Saturday, February 05, 2005

To Gibber or not to Gibber?

Why is it..when your happily going along with your life.. feeling *yes I'm In control I am!* that the anxiety thing just jumps up and bites you on the arse :P Maybe it has something to do with the fact that my head was so far up the fore mentioned arse that I never saw it comming :) That will teach me folks!!.. never blog about feeling great again... cos its just like sitting by and waiting for a car crash to happen.. not a pretty sight at all. Lol but I got throught it.. out the other side .. It just makes you more aware how great it is to just feel normal. Not that I have ever been normal before ,I'm just bloody good at kiding myself.. Look its that head up the arse situation again *smacks self round head with large blunt object*

Anklebitters :/

I love my kids.. I really do. but sometimes I really despair for their sanity and how will they ever cope in the outside world.. It's so not ready for them!!
My son william now aged 11 is currently doing his *sex ed* at school.. What's so funny about that you might ask. well its like this... in the past 10 days hes..
Stopped me on the landing while I was dashing for the loo to question me in great detail about what shape his testicles should really be!

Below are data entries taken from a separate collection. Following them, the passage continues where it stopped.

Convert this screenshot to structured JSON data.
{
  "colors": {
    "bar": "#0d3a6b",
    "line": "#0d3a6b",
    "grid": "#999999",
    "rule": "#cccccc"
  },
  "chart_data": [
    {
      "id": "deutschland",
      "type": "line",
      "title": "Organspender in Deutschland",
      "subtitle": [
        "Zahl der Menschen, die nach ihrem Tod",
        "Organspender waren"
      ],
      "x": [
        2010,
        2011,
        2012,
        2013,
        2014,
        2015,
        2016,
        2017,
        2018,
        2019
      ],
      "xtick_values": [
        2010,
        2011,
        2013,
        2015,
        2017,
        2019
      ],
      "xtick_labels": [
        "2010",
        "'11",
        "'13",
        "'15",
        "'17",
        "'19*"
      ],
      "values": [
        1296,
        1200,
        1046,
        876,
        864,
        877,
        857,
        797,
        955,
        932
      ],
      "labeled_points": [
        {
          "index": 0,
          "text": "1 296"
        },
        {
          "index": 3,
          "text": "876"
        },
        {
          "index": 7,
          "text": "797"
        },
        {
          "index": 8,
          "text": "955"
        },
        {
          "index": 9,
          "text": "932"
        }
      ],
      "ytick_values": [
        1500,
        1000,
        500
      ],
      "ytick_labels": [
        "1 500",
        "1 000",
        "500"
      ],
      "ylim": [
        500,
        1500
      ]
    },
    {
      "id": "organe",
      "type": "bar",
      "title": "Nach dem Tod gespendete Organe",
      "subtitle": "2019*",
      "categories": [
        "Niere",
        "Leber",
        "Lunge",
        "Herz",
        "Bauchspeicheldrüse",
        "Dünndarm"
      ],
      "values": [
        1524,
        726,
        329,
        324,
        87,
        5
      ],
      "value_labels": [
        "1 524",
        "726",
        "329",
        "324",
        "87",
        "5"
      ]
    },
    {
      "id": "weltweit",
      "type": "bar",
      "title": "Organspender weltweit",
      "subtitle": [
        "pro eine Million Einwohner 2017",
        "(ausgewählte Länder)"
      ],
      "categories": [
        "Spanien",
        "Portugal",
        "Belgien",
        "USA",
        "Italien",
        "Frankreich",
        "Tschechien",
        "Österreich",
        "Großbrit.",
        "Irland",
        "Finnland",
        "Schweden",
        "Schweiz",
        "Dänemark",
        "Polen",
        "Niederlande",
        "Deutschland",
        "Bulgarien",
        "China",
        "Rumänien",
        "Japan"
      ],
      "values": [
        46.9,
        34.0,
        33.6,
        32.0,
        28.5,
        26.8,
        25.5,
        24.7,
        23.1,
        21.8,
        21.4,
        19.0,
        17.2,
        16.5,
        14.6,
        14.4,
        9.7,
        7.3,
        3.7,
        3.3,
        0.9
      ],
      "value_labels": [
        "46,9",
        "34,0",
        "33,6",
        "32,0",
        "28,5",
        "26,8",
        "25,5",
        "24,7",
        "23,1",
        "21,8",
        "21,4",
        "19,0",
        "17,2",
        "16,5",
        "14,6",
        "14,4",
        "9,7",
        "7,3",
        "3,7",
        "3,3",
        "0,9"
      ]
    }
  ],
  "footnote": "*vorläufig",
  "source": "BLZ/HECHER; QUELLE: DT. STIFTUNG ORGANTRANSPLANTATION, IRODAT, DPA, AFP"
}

My answer was something like this.. I don't have testicle's william.. How the bloody hell would I know... Ok its not the most supportive of comments for a child full of questions about his changing body.. but my god.. I needed the loo people :P

Not happy with my response to his question he corners his dad and demands that Rob should feel his testicles just to make sure they are the right shape. My god... what are these teachers telling these kids? Do they have a testicle fetish or something? or was this just something I missed out on while I was at school?

But the icing on the cake people has to be this... While happily sat around the dinner table eating our evening meal together as a family.. he some how managed to bring up the subject of ejaculation and orgasms, I glances to the side of me for the response from my red looking husband just in time to see him choke on his toad in the whole and fire a piece of sausage across the table at great velocity at William! well I guess that wasn't the answer he was looking for either but it changed the subject!

My lovely daughter, note at this point the term Lovely is ment in a gothic Mortisha Adams kinda way, is having relationship problems. After 6 months together, her long suffering boyfriend has finally seen the light and is desperately trying to break free from the strangeness that has become their relationship. I'm afraid to leave the house when he's round, just in case in a moment of madness he murders her and then tries to bury the body under the patio. But I must say.. if she don't stop winning about it and get it sorted, Im going to be pulling up the flags myself in redddiness for the event!